Southbound lanes of U.S. 61 could reopen by next January|[1/11/06]
Published 12:00 am Wednesday, January 11, 2006
Southbound lanes of U.S. 61 South at Signal Hill may be reopened by this time next year and, if so, will have been out of service for three years.
Studies are complete and a contract for a six-to-nine-month stabilization project may be awarded as early as this month, said District Engineer Walter Lyons of the Mississippi Department of Transportation.
Unstable soil in the area has been a problem since the four-lane highway was constructed in the 1960s to reroute highway traffic from Warrenton Road.
When the stretch of southbound highway was last sloughed and closed in early 2004, the state said no repairs would be made until the problem could be thoroughly studied and lasting repairs could be made.
Warren County Board of Supervisors President Carl Flanders, in whose District 4 the section lies, asked Lyons for a status report on the project.
“These studies have been completed and plans have been developed for a project that will use a system of tie-back anchors to stabilize the existing embankment,” Lyons said in a letter responding to Flanders’ request.
“These anchors are basically cables that will be placed inside casings drilled through the failing soils and founded in an underlying solid material. These anchors will be in a series of rows parallel to the roadway down the embankment slope. Pressure to stabilize the soil will be applied to the cables and maintained by anchor plates embedded in concrete blocks at the surface of the soil.”

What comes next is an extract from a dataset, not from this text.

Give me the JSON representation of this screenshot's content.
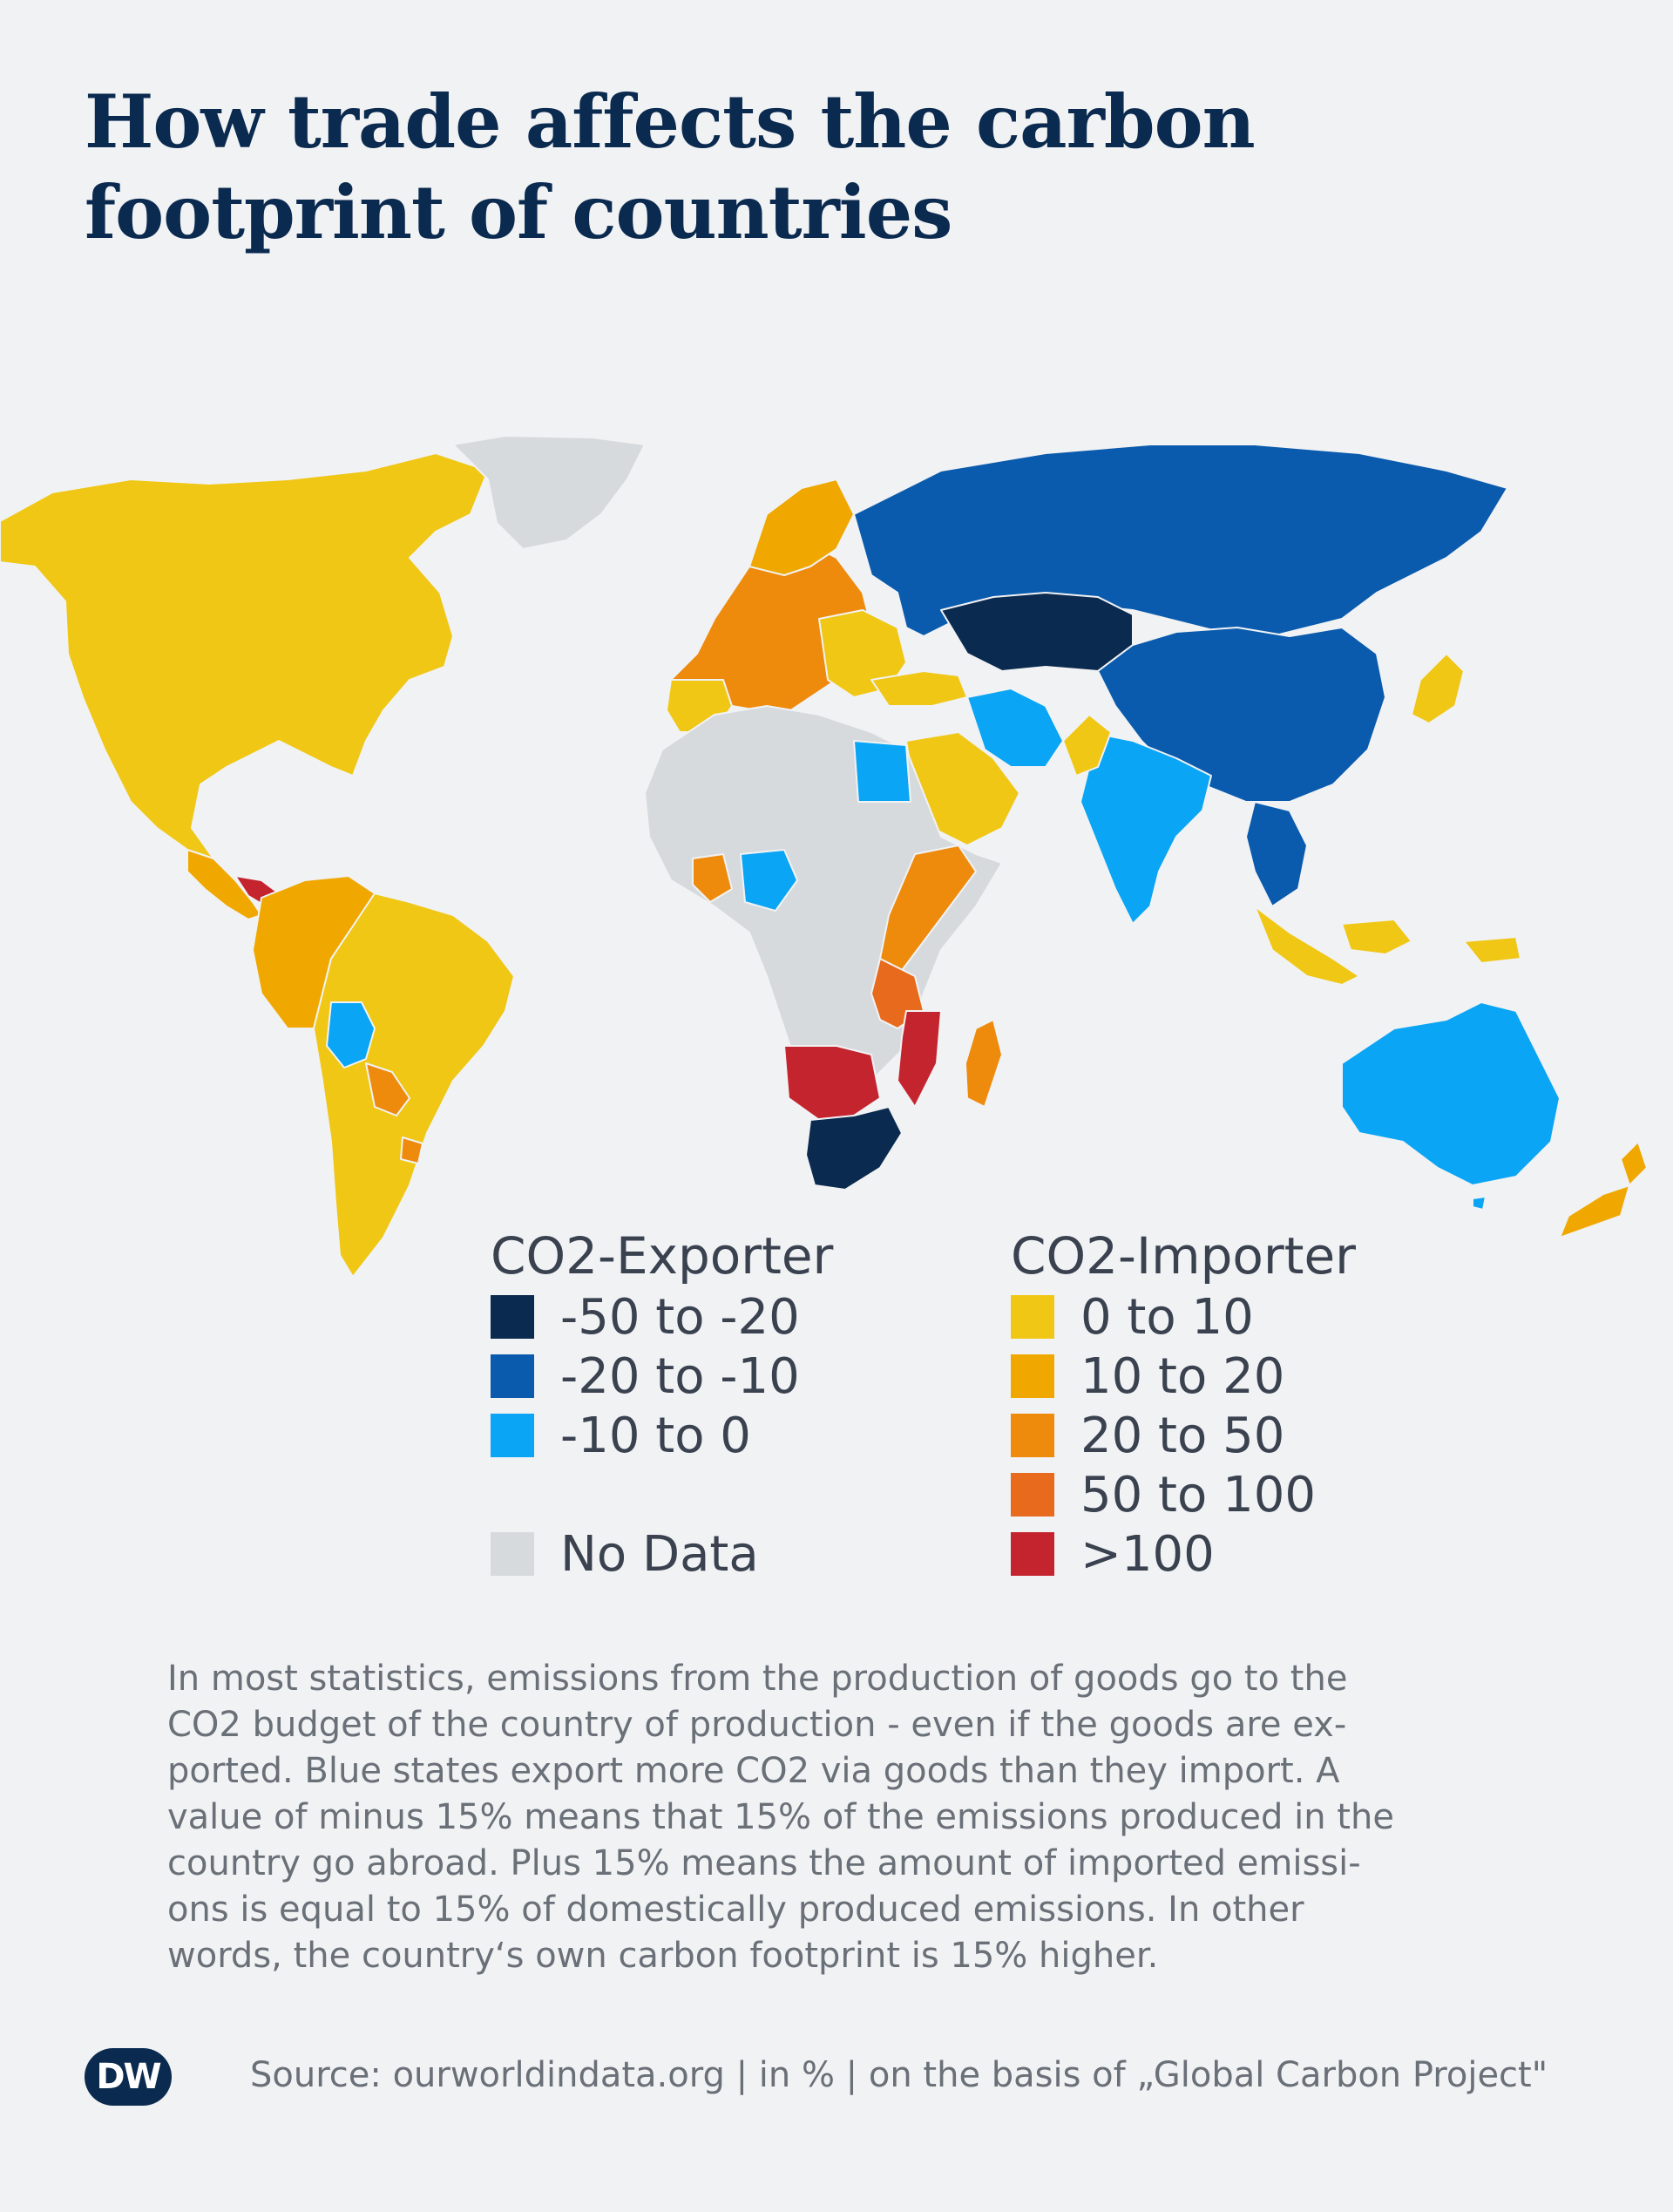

The anchors “may go a couple of hundred feet” deep into the soil, Lyons wrote.
Once that project is complete “it is very likely that the southbound lanes can be made temporarily usable once the initial project is completed,” Lyons wrote.
Further stabilization using additional anchors may be required “but this work will require acquisition of additional right-of-way, a process that can take a lengthy time. These additional anchors and complete restoration of the roadway and pavement will be undertaken once the right-of-way is acquired,” Lyons wrote.
No cost estimate for the work was in the letter.